Symptom: All nodes are cordoned or marked unschedulable.

Diagnosis:

kubectl get nodes
kubectl describe node <node-name> | grep -i "unschedulable"

Solutions:

  • Uncordon nodes: kubectl uncordon <node-name>
  • Check why nodes were cordoned (maintenance, issues)
  • Ensure at least some nodes are schedulable

Step-by-Step Troubleshooting Process

Step 1: Check Pod Events

kubectl describe pod <pod-name>

Look for events that explain why the pod isn't scheduling, such as:

  • "Insufficient cpu"
  • "Insufficient memory"
  • "0/3 nodes are available"

Step 2: Check Node Capacity

kubectl get nodes -o custom-columns=NAME:.metadata.name,CPU:.status.capacity.cpu,MEMORY:.status.capacity.memory
kubectl top nodes

Step 3: Verify Pod Requirements

kubectl get pod <pod-name> -o yaml | grep -A 10 "resources:"

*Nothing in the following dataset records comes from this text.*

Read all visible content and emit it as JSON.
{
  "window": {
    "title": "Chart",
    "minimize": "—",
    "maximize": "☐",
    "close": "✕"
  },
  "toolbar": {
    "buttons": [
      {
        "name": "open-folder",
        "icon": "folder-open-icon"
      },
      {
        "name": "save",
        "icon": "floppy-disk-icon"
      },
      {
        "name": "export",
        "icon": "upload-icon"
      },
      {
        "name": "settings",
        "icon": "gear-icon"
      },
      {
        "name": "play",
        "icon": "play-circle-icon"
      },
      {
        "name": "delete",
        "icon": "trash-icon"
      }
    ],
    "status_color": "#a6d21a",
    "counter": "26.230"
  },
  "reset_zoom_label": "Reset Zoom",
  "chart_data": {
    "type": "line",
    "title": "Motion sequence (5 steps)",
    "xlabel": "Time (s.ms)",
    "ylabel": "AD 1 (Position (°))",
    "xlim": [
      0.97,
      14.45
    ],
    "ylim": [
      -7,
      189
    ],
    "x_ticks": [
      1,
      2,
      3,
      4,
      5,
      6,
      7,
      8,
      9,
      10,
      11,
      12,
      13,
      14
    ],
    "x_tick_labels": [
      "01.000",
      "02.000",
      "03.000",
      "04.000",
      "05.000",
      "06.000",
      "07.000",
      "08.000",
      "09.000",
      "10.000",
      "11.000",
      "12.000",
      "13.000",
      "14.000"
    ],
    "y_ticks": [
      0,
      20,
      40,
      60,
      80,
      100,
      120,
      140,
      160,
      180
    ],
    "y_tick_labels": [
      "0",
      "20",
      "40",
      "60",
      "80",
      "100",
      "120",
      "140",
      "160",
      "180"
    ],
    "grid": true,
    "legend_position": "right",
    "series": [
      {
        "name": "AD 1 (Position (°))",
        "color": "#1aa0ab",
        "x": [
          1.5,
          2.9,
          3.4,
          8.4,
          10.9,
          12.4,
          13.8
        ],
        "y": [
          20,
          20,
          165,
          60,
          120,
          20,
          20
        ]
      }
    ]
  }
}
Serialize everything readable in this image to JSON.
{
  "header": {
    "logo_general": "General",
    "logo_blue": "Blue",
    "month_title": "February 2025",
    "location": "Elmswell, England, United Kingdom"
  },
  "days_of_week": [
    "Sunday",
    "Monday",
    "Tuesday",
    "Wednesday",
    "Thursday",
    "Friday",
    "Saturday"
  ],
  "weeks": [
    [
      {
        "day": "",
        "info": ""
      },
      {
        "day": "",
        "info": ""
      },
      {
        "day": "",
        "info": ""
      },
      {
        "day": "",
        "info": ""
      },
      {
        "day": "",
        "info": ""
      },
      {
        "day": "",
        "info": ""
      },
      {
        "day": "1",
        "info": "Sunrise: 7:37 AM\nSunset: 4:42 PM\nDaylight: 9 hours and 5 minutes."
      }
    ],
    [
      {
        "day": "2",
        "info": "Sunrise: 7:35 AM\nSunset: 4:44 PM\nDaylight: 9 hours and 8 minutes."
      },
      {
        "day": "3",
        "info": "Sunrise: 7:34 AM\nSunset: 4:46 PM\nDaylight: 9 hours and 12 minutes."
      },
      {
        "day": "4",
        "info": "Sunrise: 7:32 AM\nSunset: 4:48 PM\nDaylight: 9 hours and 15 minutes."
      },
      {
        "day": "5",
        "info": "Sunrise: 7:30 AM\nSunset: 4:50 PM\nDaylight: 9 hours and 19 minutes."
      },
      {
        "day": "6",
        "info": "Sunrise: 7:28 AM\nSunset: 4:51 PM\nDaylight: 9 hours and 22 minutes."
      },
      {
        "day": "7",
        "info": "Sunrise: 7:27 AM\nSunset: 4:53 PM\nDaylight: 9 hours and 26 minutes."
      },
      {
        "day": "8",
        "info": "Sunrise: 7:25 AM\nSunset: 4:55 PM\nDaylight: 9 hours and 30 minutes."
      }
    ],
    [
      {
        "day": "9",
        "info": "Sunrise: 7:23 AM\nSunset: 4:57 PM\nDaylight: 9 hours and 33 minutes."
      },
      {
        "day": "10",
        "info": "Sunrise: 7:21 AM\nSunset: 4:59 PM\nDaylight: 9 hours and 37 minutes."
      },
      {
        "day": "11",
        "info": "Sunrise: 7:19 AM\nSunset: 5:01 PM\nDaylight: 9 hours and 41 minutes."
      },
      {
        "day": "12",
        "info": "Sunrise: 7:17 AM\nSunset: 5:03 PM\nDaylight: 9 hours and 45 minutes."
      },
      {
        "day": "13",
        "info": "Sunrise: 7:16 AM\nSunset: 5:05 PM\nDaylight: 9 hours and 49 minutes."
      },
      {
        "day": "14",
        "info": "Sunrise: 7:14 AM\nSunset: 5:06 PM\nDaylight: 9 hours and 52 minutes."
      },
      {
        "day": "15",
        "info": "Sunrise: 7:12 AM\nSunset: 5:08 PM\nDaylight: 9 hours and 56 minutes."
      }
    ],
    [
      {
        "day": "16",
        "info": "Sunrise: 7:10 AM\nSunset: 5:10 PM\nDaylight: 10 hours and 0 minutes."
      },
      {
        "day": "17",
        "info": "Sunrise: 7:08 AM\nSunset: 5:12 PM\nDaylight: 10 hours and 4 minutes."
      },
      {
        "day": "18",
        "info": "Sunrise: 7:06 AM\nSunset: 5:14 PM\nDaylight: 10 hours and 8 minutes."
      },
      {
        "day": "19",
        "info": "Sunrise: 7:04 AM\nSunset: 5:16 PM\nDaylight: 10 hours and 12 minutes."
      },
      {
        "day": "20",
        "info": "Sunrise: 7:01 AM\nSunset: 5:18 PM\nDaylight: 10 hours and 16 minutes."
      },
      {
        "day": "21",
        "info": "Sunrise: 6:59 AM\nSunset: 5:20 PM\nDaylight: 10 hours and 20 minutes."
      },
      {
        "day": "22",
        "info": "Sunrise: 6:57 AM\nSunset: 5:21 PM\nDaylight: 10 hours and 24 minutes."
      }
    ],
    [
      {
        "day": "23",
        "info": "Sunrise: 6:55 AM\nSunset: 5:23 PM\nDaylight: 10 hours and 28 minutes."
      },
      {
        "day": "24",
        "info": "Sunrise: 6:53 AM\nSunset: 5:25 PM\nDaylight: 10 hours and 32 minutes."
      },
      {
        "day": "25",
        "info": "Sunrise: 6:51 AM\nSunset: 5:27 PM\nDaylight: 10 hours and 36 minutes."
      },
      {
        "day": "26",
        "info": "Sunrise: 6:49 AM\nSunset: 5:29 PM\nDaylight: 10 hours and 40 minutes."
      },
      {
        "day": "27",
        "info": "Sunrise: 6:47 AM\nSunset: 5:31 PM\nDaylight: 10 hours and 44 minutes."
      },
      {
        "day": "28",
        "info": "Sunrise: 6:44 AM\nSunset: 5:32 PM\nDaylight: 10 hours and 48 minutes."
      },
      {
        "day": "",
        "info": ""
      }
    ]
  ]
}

Step 4: Check Scheduling Constraints

kubectl get pod <pod-name> -o yaml | grep -A 5 "nodeSelector:"
kubectl get pod <pod-name> -o yaml | grep -A 10 "affinity:"

Quick Fixes

Immediate Actions

  1. Delete and recreate: Sometimes recreating the pod helps

    kubectl delete pod <pod-name>
    
  2. Add a node: Quickly add capacity to your cluster

  3. Remove resource constraints: Temporarily remove resource requests to test

  4. Check for stuck PVCs: Delete and recreate PVCs if they're stuck

Preventive Measures

  • Set appropriate resource requests (not too high, not too low)
  • Use HorizontalPodAutoscaler for dynamic scaling
  • Implement resource quotas at namespace level
  • Monitor node capacity and plan scaling
  • Use node affinity carefully (prefer soft affinity)
  • Document node taints and ensure pods have tolerations

Related Resources

Conclusion

Pods stuck in Pending state are usually caused by resource constraints, scheduling rules, or provisioning issues. Use kubectl describe pod to identify the specific cause, then apply the appropriate solution based on the error message.

Remember: Most Pending state issues can be resolved by either adjusting pod requirements or adding cluster capacity.